If you’ve developed the third you should seek medical attention (although you are not a fan of our site we do have a doctor on staff who may be able to assist you: http://home.comcast.net/~czell/dralo.htm).

I can see the situation where someone would, anonymously it seems (or, being as bright as you say you are, you would have looked at the email address to uncover the culprit), send you a diploma. It is a possibility they had nefarious intent, but, in my experience as the Dean of Densa, it is mostly done because someone found it funny, thought you would also, so, as happens on the internet, sent it to you. As you can see, we’re not included in that equation at any time.
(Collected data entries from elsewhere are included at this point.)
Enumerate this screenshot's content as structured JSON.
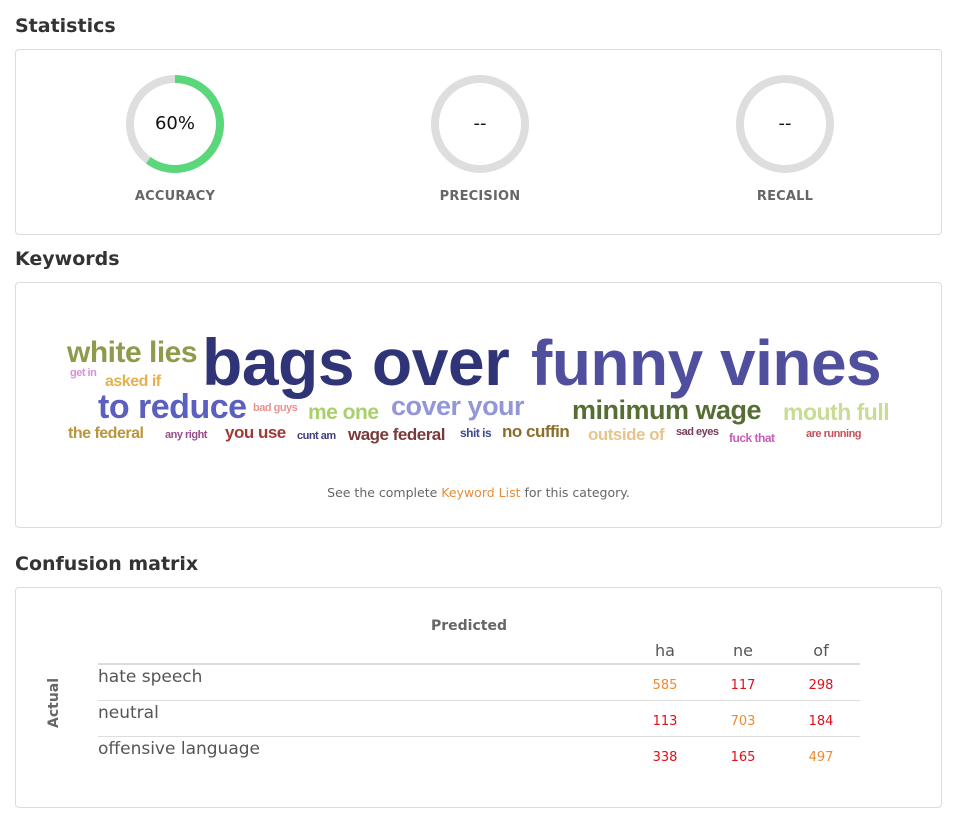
{
  "statistics": {
    "title": "Statistics",
    "items": [
      {
        "label": "ACCURACY",
        "value": "60%",
        "fraction": 0.6,
        "color": "#5bd77b"
      },
      {
        "label": "PRECISION",
        "value": "--",
        "fraction": 0,
        "color": "#5bd77b"
      },
      {
        "label": "RECALL",
        "value": "--",
        "fraction": 0,
        "color": "#5bd77b"
      }
    ],
    "track_color": "#dedede"
  },
  "keywords": {
    "title": "Keywords",
    "words": [
      {
        "text": "white lies",
        "color": "#8f9a4d"
      },
      {
        "text": "bags over",
        "color": "#2f3476"
      },
      {
        "text": "funny vines",
        "color": "#4f4f9e"
      },
      {
        "text": "get in",
        "color": "#d98ed8"
      },
      {
        "text": "asked if",
        "color": "#e6b14c"
      },
      {
        "text": "to reduce",
        "color": "#5b5fbf"
      },
      {
        "text": "bad guys",
        "color": "#e79290"
      },
      {
        "text": "me one",
        "color": "#a9d06a"
      },
      {
        "text": "cover your",
        "color": "#9396d8"
      },
      {
        "text": "minimum wage",
        "color": "#566d33"
      },
      {
        "text": "mouth full",
        "color": "#c8dc93"
      },
      {
        "text": "the federal",
        "color": "#b8963b"
      },
      {
        "text": "any right",
        "color": "#9a4b8c"
      },
      {
        "text": "you use",
        "color": "#a03838"
      },
      {
        "text": "cunt am",
        "color": "#3b3f7a"
      },
      {
        "text": "wage federal",
        "color": "#7b3a3a"
      },
      {
        "text": "shit is",
        "color": "#3b4a8c"
      },
      {
        "text": "no cuffin",
        "color": "#8c6d2a"
      },
      {
        "text": "outside of",
        "color": "#e6c48c"
      },
      {
        "text": "sad eyes",
        "color": "#7a3a5a"
      },
      {
        "text": "fuck that",
        "color": "#c75fb8"
      },
      {
        "text": "are running",
        "color": "#c4505a"
      }
    ],
    "footer_prefix": "See the complete ",
    "footer_link": "Keyword List",
    "footer_suffix": " for this category."
  },
  "confusion_matrix": {
    "title": "Confusion matrix",
    "predicted_label": "Predicted",
    "actual_label": "Actual",
    "columns": [
      "ha",
      "ne",
      "of"
    ],
    "rows": [
      {
        "label": "hate speech",
        "values": [
          "585",
          "117",
          "298"
        ]
      },
      {
        "label": "neutral",
        "values": [
          "113",
          "703",
          "184"
        ]
      },
      {
        "label": "offensive language",
        "values": [
          "338",
          "165",
          "497"
        ]
      }
    ],
    "diagonal_color": "#f08a2c",
    "offdiagonal_color": "#e0101a"
  }
}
But maybe they got confused. Maybe they thought you were looking for a new job (http://home.comcast.net/~czell/moroncoapp.htm). Or a university to expand that ginormous brain of yours (http://home.comcast.net/~bundeschwager). Maybe they meant to try something more legal (http://home.comcast.net/~czell/legalstup.htm). Whatever they meant, I’m sure it would be in your best interest to chill out (http://home.comcast.net/~czell/stress.htm). After all, Bound & Gags is just in it for the comedy. If we insult you that’s just a bonus.

If you don’t find it funny, don’t laugh. If you think we’re assholes, don’t patronize us. If you are so offended by humor you had to write an insipid email, tell your friends all about it. Give them a chuckle today. But, trust me, you won’t be our first or most eloquent today.